As autoridades também protestaram. Recentemente, o deputado estadual Hermano Morais (MDB) propôs uma audiência pública com agentes do Governo do Estado, empresários do setor turístico, representantes da Inframérica, concessionária que administra o Aeroporto Internacional Aluízio Alves, jornalistas, economistas e população em geral.

Os altos custos praticados para se chegar e sair de Natal de avião, segundo Hermano Morais, atingem pelo menos 52 atividades ligadas ao turismo. O parlamentar entende que a melhor forma de se fomentar a atividade turística, nesse momento, é indo buscar a redução no valor das passagens. “O RN vem perdendo, nos últimos tempos, muitos passageiros. A rede hoteleira tem sido obrigada a reduzir suas tarifas. As passagens são muito mais baratas em Pernambuco e Ceará, até na Paraíba. Um completo absurdo e sem explicação”, argumentou Hermano. “Houve a redução de 17% para 12% no ICMS sobre o querosene de aviação, mas não houve contrapartida”, criticou o parlamentar estadual.
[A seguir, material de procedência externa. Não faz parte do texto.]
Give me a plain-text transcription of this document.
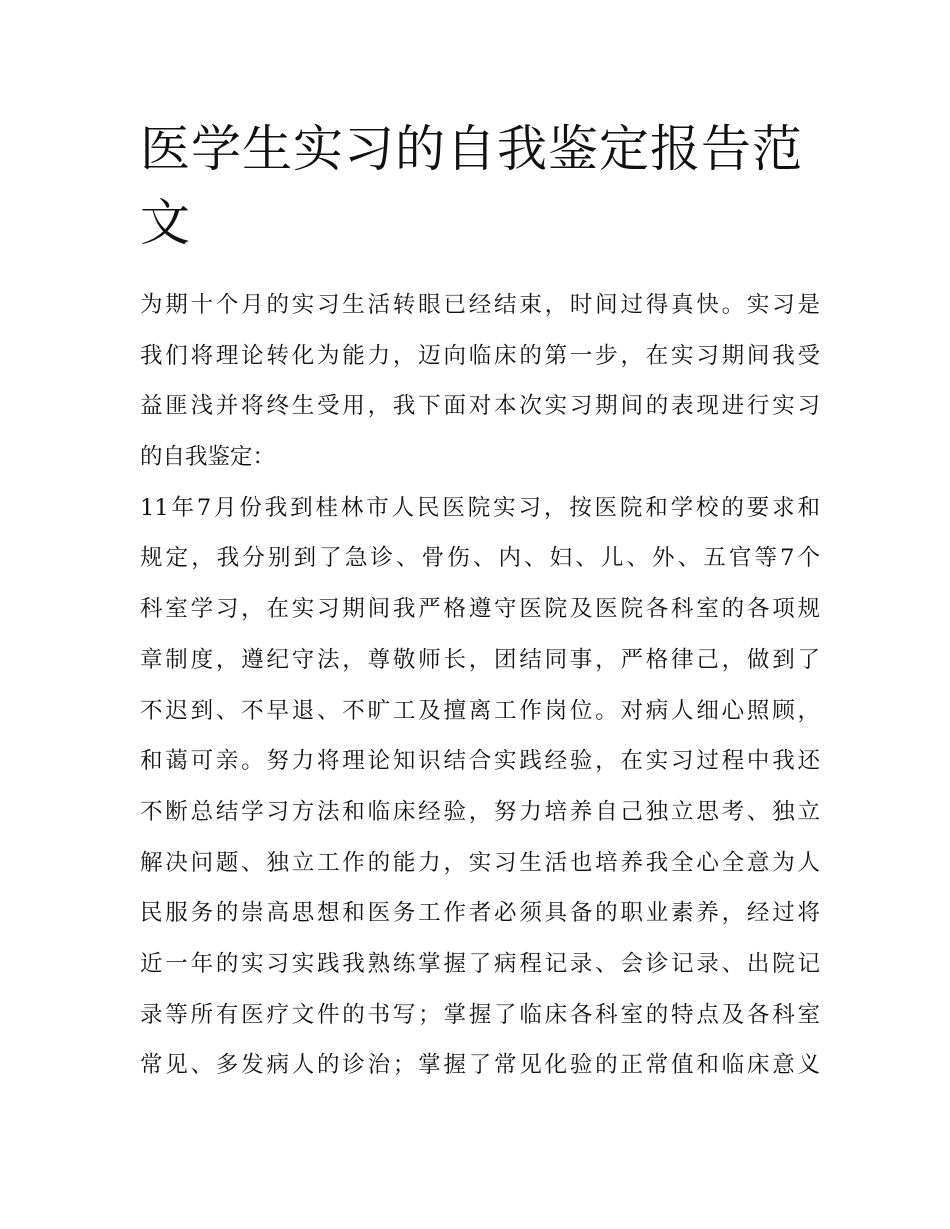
医学生实习的自我鉴定报告范文
为期十个月的实习生活转眼已经结束，时间过得真快。实习是
我们将理论转化为能力，迈向临床的第一步，在实习期间我受
益匪浅并将终生受用，我下面对本次实习期间的表现进行实习
的自我鉴定：
11年7月份我到桂林市人民医院实习，按医院和学校的要求和
规定，我分别到了急诊、骨伤、内、妇、儿、外、五官等7个
科室学习，在实习期间我严格遵守医院及医院各科室的各项规
章制度，遵纪守法，尊敬师长，团结同事，严格律己，做到了
不迟到、不早退、不旷工及擅离工作岗位。对病人细心照顾，
和蔼可亲。努力将理论知识结合实践经验，在实习过程中我还
不断总结学习方法和临床经验，努力培养自己独立思考、独立
解决问题、独立工作的能力，实习生活也培养我全心全意为人
民服务的崇高思想和医务工作者必须具备的职业素养，经过将
近一年的实习实践我熟练掌握了病程记录、会诊记录、出院记
录等所有医疗文件的书写；掌握了临床各科室的特点及各科室
常见、多发病人的诊治；掌握了常见化验的正常值和临床意义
Durante a mesma audiência pública, Ana Costa, secretária de Turismo do RN, afirmou que a “falta de conectividade do ‘destino Rio Grande do Norte’ e os altos preços das passagens aéreas” são os maiores problemas para solucionar, no momento. “Os operadores não conseguem vender mais os nossos destinos”, lamentou Ana Costa. "Precisamos nos mobilizar para combater os preços abusivos e ampliar as opções de voos para o nosso estado, que é um dos destinos mais procurados do Brasil", alertou o deputado federal Beto Rosado (PP), durante a audiência pública, na Assembleia Legislativa do RN. 

Um documento foi encaminhado pela Assembleia Legislativa à presidência da Associação Brasileira das Empresas Aéreas (ABEAR), solicitando uma nota técnica que possa explicar os motivos dos altos preços praticados nas passagens aéreas do Rio Grande do Norte, em comparação, inclusive, a estados vizinhos da região Nordeste do Brasil.

Políticos e empresários do trade turístico numa só voz
A Câmara Municipal de Natal também promoveu uma audiência pública para debater o tema. A propositura foi do presidente da Casa, vereador Paulinho Freire (PSDB), que ficou de enviar aos representantes das empresas aéreas, os principais pontos discutidos durante a audiência. Além disso, ele sugeriu ao Senado Federal agilidade para aprovar matérias que tenham a intenção de quebrar o monopólio das companhias aéreas.

"Sofremos com uma concorrência desleal que prejudica o turismo, um setor de suma importância com grande cadeia produtiva. Queremos dar nossa contribuição e cobrar para que as tarifas aéreas possam baixar. Temos um aeroporto moderno com incentivo de ICMS para o querosene da aviação para as empresas e queremos chegar a um denominador comum", disse Paulinho Freire. Os vereadores Ana Paula (PSDC), Felipe Alves (MDB), Raniere Barbosa (Avante), Dinarte Torres (PMB) e Klaus Araújo (SD) também defenderam medidas que venham a reduzir os preços das passagens.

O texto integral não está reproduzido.